Healthy fats include coconuts and their by-products like coconut manna, as well as avocados, oils that are from tree nuts (e.g. macadamia oil), tree fruits (e.g. coconut, olive, avocado oils), clarified butter (called ghee) and 100% grassfed or pastured butter, and nut or seed butters (e.g. flax seed and cashew butters). Essential fatty acids like omega oils are also readily available from oysters and other shellfish that feed on algae, and micro-greens that convert the sun’s energy directly into food. All these help reduce inflammation by supplying the cells in your body, which are a self-contained life form themselves, with much needed nutrients.
- Increase prebiotic and probiotic foods, particularly those that are lacto-fermented or cultured.
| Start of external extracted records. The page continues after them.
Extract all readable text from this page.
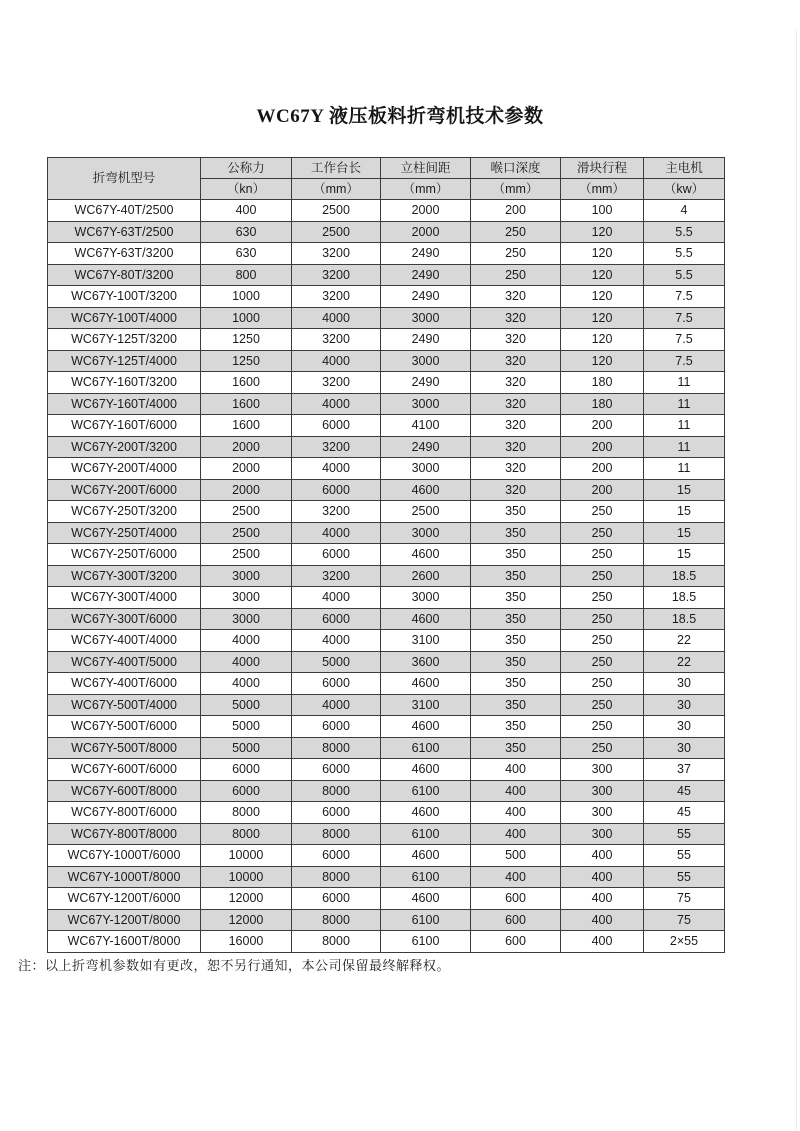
WC67Y 液压板料折弯机技术参数
折弯机型号	公称力	工作台长	立柱间距	喉口深度	滑块行程	主电机
	（kn）	（mm）	（mm）	（mm）	（mm）	（kw）
WC67Y-40T/2500	400	2500	2000	200	100	4
WC67Y-63T/2500	630	2500	2000	250	120	5.5
WC67Y-63T/3200	630	3200	2490	250	120	5.5
WC67Y-80T/3200	800	3200	2490	250	120	5.5
WC67Y-100T/3200	1000	3200	2490	320	120	7.5
WC67Y-100T/4000	1000	4000	3000	320	120	7.5
WC67Y-125T/3200	1250	3200	2490	320	120	7.5
WC67Y-125T/4000	1250	4000	3000	320	120	7.5
WC67Y-160T/3200	1600	3200	2490	320	180	11
WC67Y-160T/4000	1600	4000	3000	320	180	11
WC67Y-160T/6000	1600	6000	4100	320	200	11
WC67Y-200T/3200	2000	3200	2490	320	200	11
WC67Y-200T/4000	2000	4000	3000	320	200	11
WC67Y-200T/6000	2000	6000	4600	320	200	15
WC67Y-250T/3200	2500	3200	2500	350	250	15
WC67Y-250T/4000	2500	4000	3000	350	250	15
WC67Y-250T/6000	2500	6000	4600	350	250	15
WC67Y-300T/3200	3000	3200	2600	350	250	18.5
WC67Y-300T/4000	3000	4000	3000	350	250	18.5
WC67Y-300T/6000	3000	6000	4600	350	250	18.5
WC67Y-400T/4000	4000	4000	3100	350	250	22
WC67Y-400T/5000	4000	5000	3600	350	250	22
WC67Y-400T/6000	4000	6000	4600	350	250	30
WC67Y-500T/4000	5000	4000	3100	350	250	30
WC67Y-500T/6000	5000	6000	4600	350	250	30
WC67Y-500T/8000	5000	8000	6100	350	250	30
WC67Y-600T/6000	6000	6000	4600	400	300	37
WC67Y-600T/8000	6000	8000	6100	400	300	45
WC67Y-800T/6000	8000	6000	4600	400	300	45
WC67Y-800T/8000	8000	8000	6100	400	300	55
WC67Y-1000T/6000	10000	6000	4600	500	400	55
WC67Y-1000T/8000	10000	8000	6100	400	400	55
WC67Y-1200T/6000	12000	6000	4600	600	400	75
WC67Y-1200T/8000	12000	8000	6100	600	400	75
WC67Y-1600T/8000	16000	8000	6100	600	400	2×55

注：以上折弯机参数如有更改，恕不另行通知，本公司保留最终解释权。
These are foods that utilize a culture starter or fermentation process that predigests the naturally occurring sugars and also create a thriving environment for healthy bacteria to flourish. These foods include sauerkraut and kimchi, pickled ginger, and chutneys. Also included are kefirs, buttermilk, and crafted yogurts (that are from 100% grassfed cows, sheep, or goats). Prebiotic foods are bitter leafy greens like dandelion greens, watercress, and asparagus.
- Minimize legumes.
These include beans, lentils, and peanuts and are naturally difficult to digest. For many they contribute to gassiness and bloating. Now, a few beans in an otherwise well-prepared meal are fine for most people. That said, most cooks do not take time to adequately soak, sprout, and slowly cook their beans which will easily convert to a starch and lose the quality protein that is otherwise available. If you are relying solely on beans (and nuts, seeds, and plant proteins) for your nutrients, careful preparation is a must!
- Eat more raw dietary fiber, particularly in the form of leafy green plants.
There is a myth that abounds that leafy green plants, particularly the cruciferous vegetables like Brussels sprouts, arugula, broccoli, and kale will somehow steal away precious iodine from your body, especially the thyroid gland. Or that high-oxalate content foods like spinach, Swiss chard, and beet greens should be avoided because of the risk of kidney stones. If these cases exist at all, the probability is so incredibly rare that I can safely advise my patients to eat these at every meal.
Not only is good water a primary source for trace minerals and nutrients, it’s essential for ridding the body of unwanted wastes. Very often, even though my patients are drinking lots of water, the water is not making it inside the cells. One of my suggestions is to always add a pinch of sea salt. Make sure the one you have on hand for this purpose is produced by the process of evaporation of saltwater bodies only.